Leitsatz (amtlich)
1. Bei verlassen des durch eine durchgehende weiße Linie von der Fahrbahn abgeteilten Radweges in Richtung Fahrbahn sind die erhöhten Sorgfaltspflichten des § 10 S. 1 StVO zu beachten.
2. Das Überqueren dieser Linie entgegen § 2 Abs. 4 S. 2 StVO unter Missachtung der sich aus § 10 S. 1 StVO ergebenden Sorgfaltspflichten, um unmittelbar anschließend unter Missachtung der weiteren sich aus § 9 Abs. 1 und 4 StVO ergebenden Pflichten zwecks Linksabbiegens zur Straßenmitte zu lenken, rechtfertigt die Alleinhaftung des Radfahrers im Falle der Kollision mit dem nachfolgenden Verkehr.
Normenkette
StVG §§ 7, 9; StVO § 2 Abs. 4 S. 2, § 10 S. 1, § 9 Abs. 1, 4; BGB § 254
Verfahrensgang
LG Essen (Aktenzeichen 9 O 254/14) |
Tenor
Der Senat weist die Parteien darauf hin, dass beabsichtigt ist, die Berufung gemäß § 522 Abs. 2 ZPO zurückzuweisen, weil sie offensichtlich keine Aussicht auf Erfolg hat. Die Sache hat auch keine grundsätzliche Bedeutung und eine Entscheidung ist zur Fortbildung des Rechts oder zur Sicherung einer einheitlichen Rechtsprechung nicht erforderlich; die Durchführung einer mündlichen Verhandlung ist nicht geboten, § 522 Abs. 2 Satz 1 Nr. 1 - 4 ZPO.
Gründe
I. Der Kläger verlangt von den Beklagten Ersatz seines materiellen und immateriellen Schadens und begehrt Feststellung eines umfassenden Vorbehalts für zukünftige Schäden aus einem Verkehrsunfall vom xx. xx. 2014 gegen 13:45h in I. Der am xx. xx. 1933 geborene Kläger befuhr mit seinem Pedelec den durch eine durchgehende Linie von der Fahrbahn der S-Straße abgetrennten kombinierten Geh- und Radweg (Anlage 2 zu § 41 Abs. 1 StVO, Zeichen 295 und 241) in Fahrtrichtung S1. Die zulässige Geschwindigkeit ist in diesem Bereich auf 50 km/h beschränkt.
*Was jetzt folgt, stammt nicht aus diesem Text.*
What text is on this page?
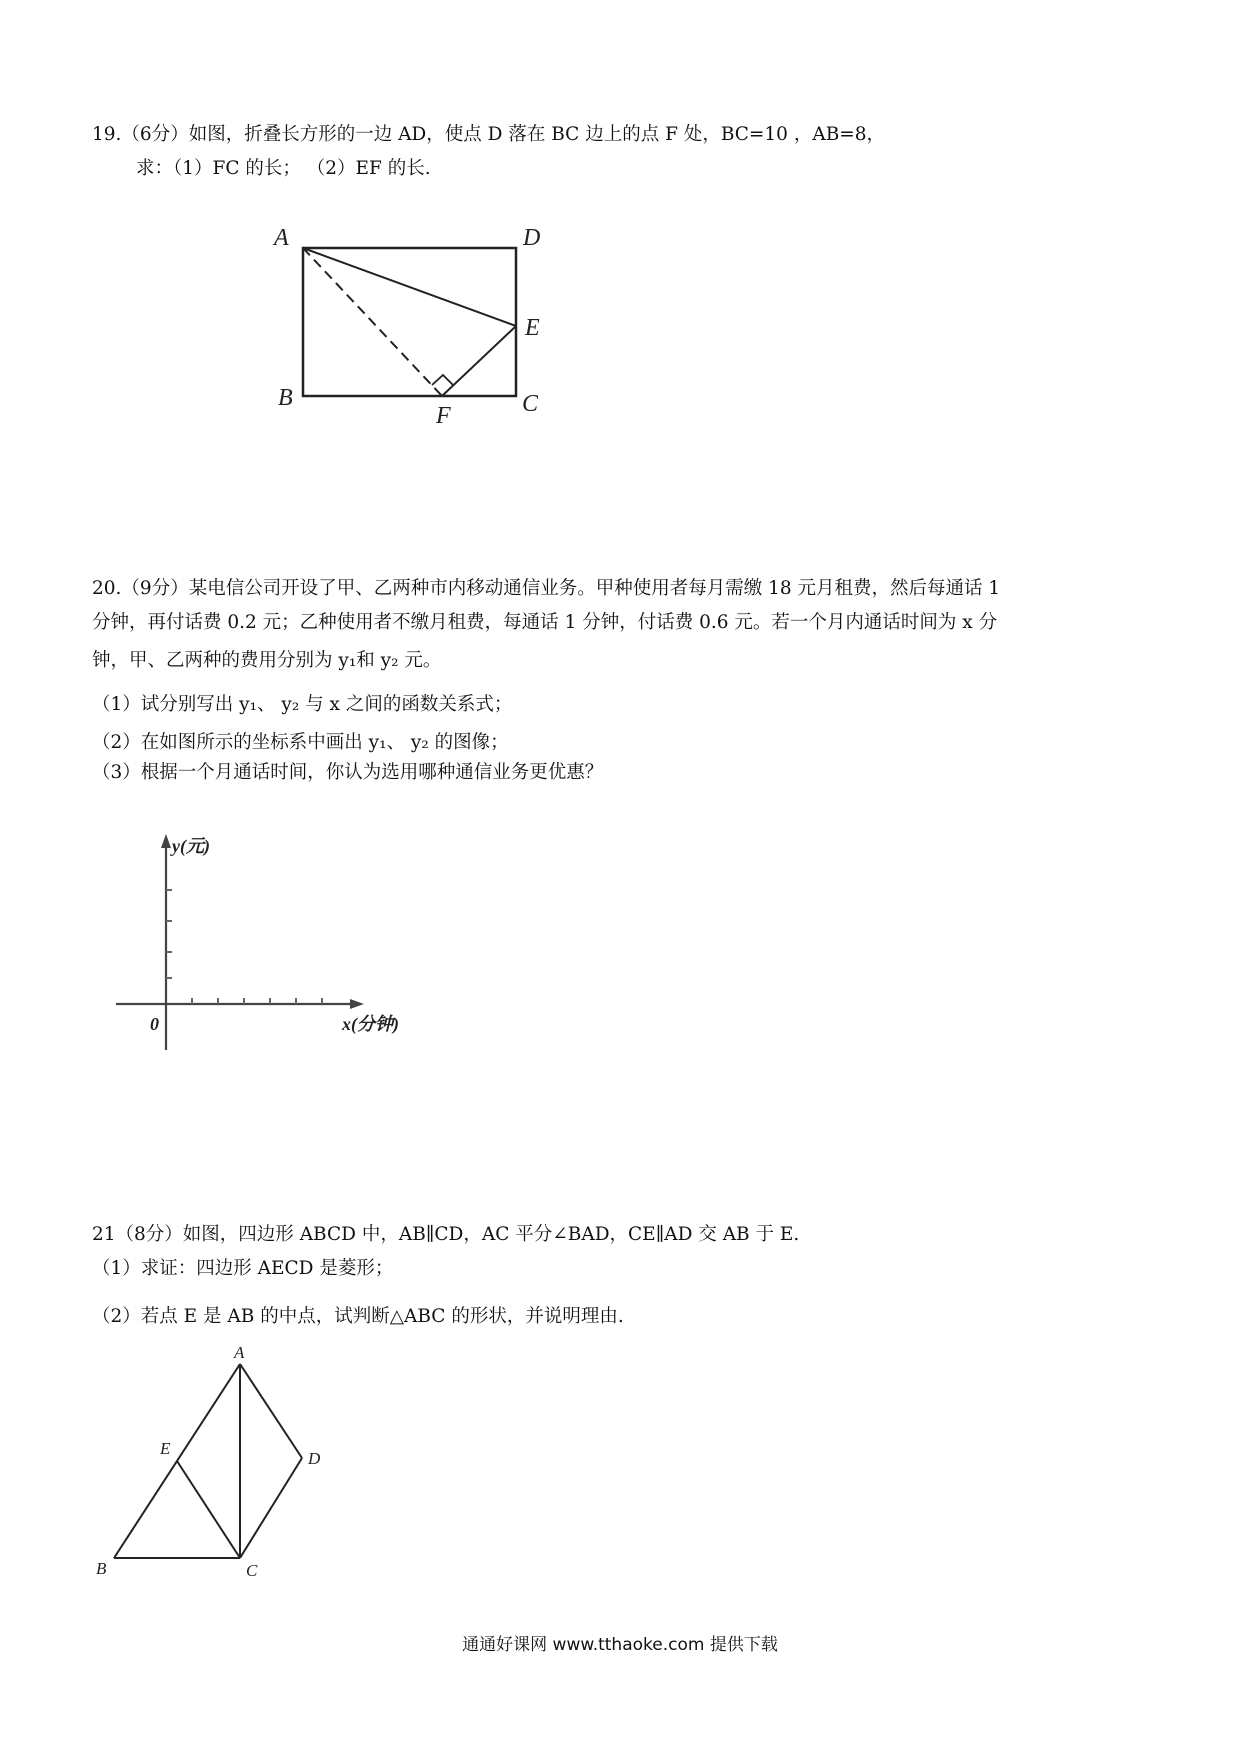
19.（6分）如图，折叠长方形的一边 AD，使点 D 落在 BC 边上的点 F 处，BC=10 ，AB=8，
求：（1）FC 的长； （2）EF 的长.
A	D
E
B
F	C
20.（9分）某电信公司开设了甲、乙两种市内移动通信业务。甲种使用者每月需缴 18 元月租费，然后每通话 1
分钟，再付话费 0.2 元；乙种使用者不缴月租费，每通话 1 分钟，付话费 0.6 元。若一个月内通话时间为 x 分
钟，甲、乙两种的费用分别为 y₁和 y₂ 元。
（1）试分别写出 y₁、 y₂ 与 x 之间的函数关系式；
（2）在如图所示的坐标系中画出 y₁、 y₂ 的图像；
（3）根据一个月通话时间，你认为选用哪种通信业务更优惠？
y(元)
x(分钟)
0
21（8分）如图，四边形 ABCD 中，AB∥CD，AC 平分∠BAD，CE∥AD 交 AB 于 E.
（1）求证：四边形 AECD 是菱形；
（2）若点 E 是 AB 的中点，试判断△ABC 的形状，并说明理由.
A
E
D
B	C
通通好课网 www.tthaoke.com 提供下载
An der Kreuzung mit der von rechts einmündenden Straße M beabsichtigte der Kläger, nach links in die zunächst zu den Häusern S-Straße xxx bis xxx c führende und sodann dem Verlauf des X-E--Kanals folgende Zuwegung abzubiegen. Zu diesem Zweck überfuhr er die durchgezogene Linie in Richtung Fahrbahnmitte. Unmittelbar vor der Kreuzung berührte die von hinten herannahende Beklagte zu 1) mit der rechten Ecke des vorderen Stoßfängers ihres auf ihren Ehemann zugelassenen und bei der Beklagten zu 2) haftpflichtversicherten Fahrzeugs O N das Hinterrad des Pedelecs. Der Kläger stürzte und zog sich hierdurch - ausgewiesen durch den Ärztlichen Bericht der Frau Dr. L2 v. 01.09.2014 - neben diffusen Prellungen eine Fraktur der linken Hüftpfanne und eine beiderseitige Sitzbeinfraktur zu. Im Rahmen der stationären Behandlung wurde bei dem Kläger aufgrund röntgenologisch sichtbarer Osteolyten in anderen Bereichen des Hüftknochens ein Plasmazellmyelom diagnostiziert, das einen sich unmittelbar anschließenden stationären internistischen Krankenhausaufenthalt erforderlich machte.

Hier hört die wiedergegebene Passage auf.